By Marc Baer
Most of you know that after a wonderful 33 years teaching at Hope and an especially delightful 6 years chairing the History department, as of June 30 I will have retired; professor emeritus will be my title. (I looked up emeritus: it’s Latin for “out of merit,” which seems about right for me).
But many of you probably don’t know that I will have had the shortest retirement in history. I retire as professor and chair on June 30. Today I start work as interim Dean for the Arts and Humanities at Hope. Wait, you say, you can’t do math: you’re starting a new job BEFORE you retire from the old one. My answer: I’m a history major; I don’t do math. 🙂
To be serious for just a moment, I’ve had a wonderful sendoff.
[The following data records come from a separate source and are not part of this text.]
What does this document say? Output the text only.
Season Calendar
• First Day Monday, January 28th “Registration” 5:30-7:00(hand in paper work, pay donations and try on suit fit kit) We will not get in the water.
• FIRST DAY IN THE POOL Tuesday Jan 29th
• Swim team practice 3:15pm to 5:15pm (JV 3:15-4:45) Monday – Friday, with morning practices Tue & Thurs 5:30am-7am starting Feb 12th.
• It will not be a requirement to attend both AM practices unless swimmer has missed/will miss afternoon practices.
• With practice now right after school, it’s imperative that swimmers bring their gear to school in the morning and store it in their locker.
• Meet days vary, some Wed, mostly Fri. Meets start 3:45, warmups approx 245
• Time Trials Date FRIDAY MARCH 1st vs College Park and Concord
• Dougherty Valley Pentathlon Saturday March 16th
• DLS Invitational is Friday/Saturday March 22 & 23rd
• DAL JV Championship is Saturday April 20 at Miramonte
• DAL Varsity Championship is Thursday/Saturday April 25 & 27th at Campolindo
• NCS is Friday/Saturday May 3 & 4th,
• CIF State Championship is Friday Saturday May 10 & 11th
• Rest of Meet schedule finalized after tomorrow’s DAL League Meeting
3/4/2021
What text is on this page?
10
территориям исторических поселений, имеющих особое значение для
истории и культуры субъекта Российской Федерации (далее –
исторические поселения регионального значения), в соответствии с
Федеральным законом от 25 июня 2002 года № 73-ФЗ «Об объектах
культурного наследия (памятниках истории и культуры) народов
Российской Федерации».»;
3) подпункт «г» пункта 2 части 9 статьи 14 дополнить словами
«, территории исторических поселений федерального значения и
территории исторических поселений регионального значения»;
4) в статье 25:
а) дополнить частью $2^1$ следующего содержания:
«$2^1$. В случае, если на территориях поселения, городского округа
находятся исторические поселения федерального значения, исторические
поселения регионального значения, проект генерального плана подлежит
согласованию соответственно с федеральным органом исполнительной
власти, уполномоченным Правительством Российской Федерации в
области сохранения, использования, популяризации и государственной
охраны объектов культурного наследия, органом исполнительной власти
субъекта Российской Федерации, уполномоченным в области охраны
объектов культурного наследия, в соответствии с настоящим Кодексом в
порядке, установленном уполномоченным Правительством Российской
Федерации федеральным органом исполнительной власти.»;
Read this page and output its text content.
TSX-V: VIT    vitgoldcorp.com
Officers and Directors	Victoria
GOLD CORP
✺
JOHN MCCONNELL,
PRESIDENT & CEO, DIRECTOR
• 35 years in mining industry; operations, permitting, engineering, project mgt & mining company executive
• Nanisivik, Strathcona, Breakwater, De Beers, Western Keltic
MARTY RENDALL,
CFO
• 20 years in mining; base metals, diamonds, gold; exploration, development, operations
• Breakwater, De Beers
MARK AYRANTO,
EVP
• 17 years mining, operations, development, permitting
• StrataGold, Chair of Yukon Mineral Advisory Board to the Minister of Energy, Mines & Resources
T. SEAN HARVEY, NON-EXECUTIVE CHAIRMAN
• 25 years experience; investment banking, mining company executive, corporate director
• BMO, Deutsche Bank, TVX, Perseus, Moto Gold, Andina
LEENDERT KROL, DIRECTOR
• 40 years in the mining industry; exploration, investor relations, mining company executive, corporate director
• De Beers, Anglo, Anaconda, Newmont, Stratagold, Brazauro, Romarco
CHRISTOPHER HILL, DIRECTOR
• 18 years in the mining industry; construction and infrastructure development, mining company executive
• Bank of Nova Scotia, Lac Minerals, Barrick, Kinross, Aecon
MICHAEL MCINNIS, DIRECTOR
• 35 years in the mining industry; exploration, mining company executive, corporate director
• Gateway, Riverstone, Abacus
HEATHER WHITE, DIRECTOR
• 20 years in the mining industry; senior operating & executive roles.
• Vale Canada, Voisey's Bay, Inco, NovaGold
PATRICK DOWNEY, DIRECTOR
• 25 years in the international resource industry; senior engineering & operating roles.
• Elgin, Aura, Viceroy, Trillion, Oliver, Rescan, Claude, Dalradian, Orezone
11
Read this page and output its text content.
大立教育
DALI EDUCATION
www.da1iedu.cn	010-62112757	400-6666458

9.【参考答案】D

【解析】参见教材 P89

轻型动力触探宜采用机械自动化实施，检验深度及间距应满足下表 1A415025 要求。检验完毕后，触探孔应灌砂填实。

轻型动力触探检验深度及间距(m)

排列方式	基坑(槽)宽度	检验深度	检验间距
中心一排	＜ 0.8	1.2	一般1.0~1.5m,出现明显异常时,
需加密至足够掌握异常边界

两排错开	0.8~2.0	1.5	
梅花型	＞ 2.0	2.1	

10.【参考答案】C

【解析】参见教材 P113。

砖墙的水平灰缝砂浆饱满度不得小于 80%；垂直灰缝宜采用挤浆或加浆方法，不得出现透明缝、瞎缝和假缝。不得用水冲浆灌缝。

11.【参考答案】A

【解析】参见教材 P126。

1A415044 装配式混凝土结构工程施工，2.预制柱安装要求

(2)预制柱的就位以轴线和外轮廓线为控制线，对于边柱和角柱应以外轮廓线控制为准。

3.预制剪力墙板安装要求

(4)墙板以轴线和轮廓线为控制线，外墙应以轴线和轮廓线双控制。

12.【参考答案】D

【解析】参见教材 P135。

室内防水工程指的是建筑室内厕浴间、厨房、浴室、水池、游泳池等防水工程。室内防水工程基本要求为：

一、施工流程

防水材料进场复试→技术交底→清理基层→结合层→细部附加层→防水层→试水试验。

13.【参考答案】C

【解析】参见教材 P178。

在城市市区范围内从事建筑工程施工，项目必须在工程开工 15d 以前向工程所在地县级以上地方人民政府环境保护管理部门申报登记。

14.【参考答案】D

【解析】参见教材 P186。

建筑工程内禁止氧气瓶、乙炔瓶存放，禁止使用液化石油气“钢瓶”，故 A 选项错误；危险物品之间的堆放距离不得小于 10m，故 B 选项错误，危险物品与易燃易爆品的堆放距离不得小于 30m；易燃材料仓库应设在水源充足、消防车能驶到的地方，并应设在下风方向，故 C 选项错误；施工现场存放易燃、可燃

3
Students in the last 2 classes I will have taught—Introduction to Modern European History and British and Irish History since 1700—said some nice things; some conspirators organized a mass tee-shirt event as part of our department’s end of the year celebration/appetizer challenge (which, by the way, I lost for like the 10th time in a row); and my colleagues had a lovely dinner event for me, complete with great presents. So I’m feeling very honored.
Plan A had been give away my books and move out of my office (happened), a bucket list trip to Banff (still happening, next month), serving as one of the faculty advisors for Mortar Board (still happening), and volunteering as a mentor for Upward Bound students (probably postponed for a year).
Plan B is to move 2 floors down to the dean’s office (happened today) and spend 13 months managing 9 departments and 4 programs. I’ll have a lot to learn, including what it means to change calling, from serving students to serving others who serve students.
What I’ll miss the most is the close relationship with the extraordinary students I’ve worked with over my time at Hope—as fellow researchers on book or article projects, as teaching assistants, as mentees in the Pew Society (now Klesis), as advisor but particularly as friends. When I’m asked what has brought me joy in my work it’s that.
So, I’m moving on (actually down, from Lubbers 329 to Lubbers 124—please stop by if you’re on campus), and beginning a 13-month adventure. After which, I really will retire. I mean it this time—maybe.